Untuk tarawih, pengalaman di Edinburgh dan Leiden juga berbeda. Di Edinburgh, ada masjid besar di area kampus yang bisa digunakan untuk shalat tarawih dan shalat Idul Fitri, sehingga meskipun waktu Isya sangat larut, tarawih masih bisa dilakukan di masjid karena lokasinya dekat. Di Leiden, karena waktu Isya sangat larut dan masjid cukup jauh dari tempat tinggal dan harus menggunakan trem, tarawih dilakukan di rumah. Komunitas Muslim di Leiden lebih banyak dan jumlah masjid juga lebih banyak dibanding di Edinburgh. Di Melbourne, seperti di Leiden, masjidnya cukup jauh dan harus naik trem dari tempat tinggal. Terkait pengajian, di Leiden belum ada kegiatan pengajian saat Ramadhan. Adapun saat di Leiden, di beberapa kesempatan, diadakan pengajian bersama dengan komunitas Indonesia di sana. Di Melbourne, kegiatan pengajian lebih banyak dilakukan secara online.

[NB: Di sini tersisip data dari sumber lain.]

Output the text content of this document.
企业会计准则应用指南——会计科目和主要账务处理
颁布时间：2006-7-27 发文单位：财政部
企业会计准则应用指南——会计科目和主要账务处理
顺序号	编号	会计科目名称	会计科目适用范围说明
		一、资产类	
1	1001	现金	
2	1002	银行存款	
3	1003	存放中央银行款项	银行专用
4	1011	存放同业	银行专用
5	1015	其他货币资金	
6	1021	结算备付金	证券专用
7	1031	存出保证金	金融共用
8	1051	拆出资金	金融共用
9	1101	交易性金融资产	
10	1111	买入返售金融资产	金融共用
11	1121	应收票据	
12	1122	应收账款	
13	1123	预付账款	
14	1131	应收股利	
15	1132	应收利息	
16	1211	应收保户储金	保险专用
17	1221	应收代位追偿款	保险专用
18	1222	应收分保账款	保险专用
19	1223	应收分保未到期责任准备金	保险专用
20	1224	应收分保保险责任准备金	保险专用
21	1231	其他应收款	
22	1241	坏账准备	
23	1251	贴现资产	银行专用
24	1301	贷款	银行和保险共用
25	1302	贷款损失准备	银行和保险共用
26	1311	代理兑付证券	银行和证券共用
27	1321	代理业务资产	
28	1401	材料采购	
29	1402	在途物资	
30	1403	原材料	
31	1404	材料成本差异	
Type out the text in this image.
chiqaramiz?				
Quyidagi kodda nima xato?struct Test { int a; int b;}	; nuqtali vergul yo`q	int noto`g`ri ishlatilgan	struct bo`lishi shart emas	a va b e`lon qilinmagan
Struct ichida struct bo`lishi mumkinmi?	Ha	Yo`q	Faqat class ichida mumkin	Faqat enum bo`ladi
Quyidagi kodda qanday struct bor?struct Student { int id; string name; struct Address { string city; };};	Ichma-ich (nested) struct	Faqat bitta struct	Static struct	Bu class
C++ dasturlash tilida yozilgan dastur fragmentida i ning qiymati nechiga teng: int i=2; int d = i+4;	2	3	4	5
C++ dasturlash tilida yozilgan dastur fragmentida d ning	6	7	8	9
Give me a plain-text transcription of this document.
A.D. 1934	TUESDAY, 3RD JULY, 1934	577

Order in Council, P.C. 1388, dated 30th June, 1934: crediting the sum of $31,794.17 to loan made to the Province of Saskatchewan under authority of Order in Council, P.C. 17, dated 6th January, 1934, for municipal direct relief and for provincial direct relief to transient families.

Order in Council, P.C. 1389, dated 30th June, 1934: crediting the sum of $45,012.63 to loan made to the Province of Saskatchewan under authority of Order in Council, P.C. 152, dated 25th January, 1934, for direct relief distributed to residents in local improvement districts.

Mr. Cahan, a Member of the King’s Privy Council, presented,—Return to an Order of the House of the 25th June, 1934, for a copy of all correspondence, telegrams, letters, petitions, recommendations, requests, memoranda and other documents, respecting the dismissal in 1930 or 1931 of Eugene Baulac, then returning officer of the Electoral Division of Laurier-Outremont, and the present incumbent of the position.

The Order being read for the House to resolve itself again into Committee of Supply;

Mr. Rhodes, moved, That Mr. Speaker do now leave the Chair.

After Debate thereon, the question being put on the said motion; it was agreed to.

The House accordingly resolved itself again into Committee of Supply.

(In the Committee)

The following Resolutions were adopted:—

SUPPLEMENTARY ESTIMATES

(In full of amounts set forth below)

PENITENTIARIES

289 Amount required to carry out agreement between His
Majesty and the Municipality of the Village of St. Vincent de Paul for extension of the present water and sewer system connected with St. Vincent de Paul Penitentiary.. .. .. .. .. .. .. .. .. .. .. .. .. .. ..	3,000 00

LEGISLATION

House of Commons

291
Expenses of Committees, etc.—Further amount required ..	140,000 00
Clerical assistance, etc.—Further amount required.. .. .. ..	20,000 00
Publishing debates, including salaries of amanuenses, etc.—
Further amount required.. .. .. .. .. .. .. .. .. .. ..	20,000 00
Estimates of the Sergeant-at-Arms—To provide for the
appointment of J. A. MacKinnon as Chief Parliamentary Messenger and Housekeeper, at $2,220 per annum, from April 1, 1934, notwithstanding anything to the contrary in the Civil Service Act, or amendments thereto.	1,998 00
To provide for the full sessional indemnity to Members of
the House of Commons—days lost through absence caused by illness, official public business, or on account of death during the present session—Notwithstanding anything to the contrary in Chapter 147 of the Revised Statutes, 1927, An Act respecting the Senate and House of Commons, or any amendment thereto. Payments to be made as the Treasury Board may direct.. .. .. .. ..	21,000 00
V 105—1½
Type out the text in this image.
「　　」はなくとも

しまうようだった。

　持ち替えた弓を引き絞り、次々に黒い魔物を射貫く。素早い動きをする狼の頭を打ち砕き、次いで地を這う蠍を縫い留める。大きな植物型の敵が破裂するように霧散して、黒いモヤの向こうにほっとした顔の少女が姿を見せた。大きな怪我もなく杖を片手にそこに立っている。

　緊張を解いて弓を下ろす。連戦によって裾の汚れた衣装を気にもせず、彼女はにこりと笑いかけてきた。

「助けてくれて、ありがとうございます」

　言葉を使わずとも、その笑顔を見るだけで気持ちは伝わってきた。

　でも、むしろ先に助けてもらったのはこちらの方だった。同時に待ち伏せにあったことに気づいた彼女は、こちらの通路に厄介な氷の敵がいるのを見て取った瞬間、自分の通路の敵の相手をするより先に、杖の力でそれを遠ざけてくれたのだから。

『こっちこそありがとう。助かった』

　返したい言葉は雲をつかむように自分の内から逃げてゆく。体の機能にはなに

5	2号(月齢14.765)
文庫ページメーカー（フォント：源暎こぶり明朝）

Vina, sebagai seorang ekstrovert, merasa momen paling mendalam di luar negeri selama Ramadhan adalah momen berkumpul dan memasak bersama, serta menghadiri acara potluck dengan teman-temannya untuk kemudian berbuka bersama. Rasa kebersamaan ini terasa lebih kuat saat berada di luar negeri, karena di Indonesia, berbuka puasa adalah rutinitas yang biasa dilakukan, sedangkan di sana, Vina merasakan rasa cinta dan persaudaraan dengan sesama Muslim yang lebih kuat.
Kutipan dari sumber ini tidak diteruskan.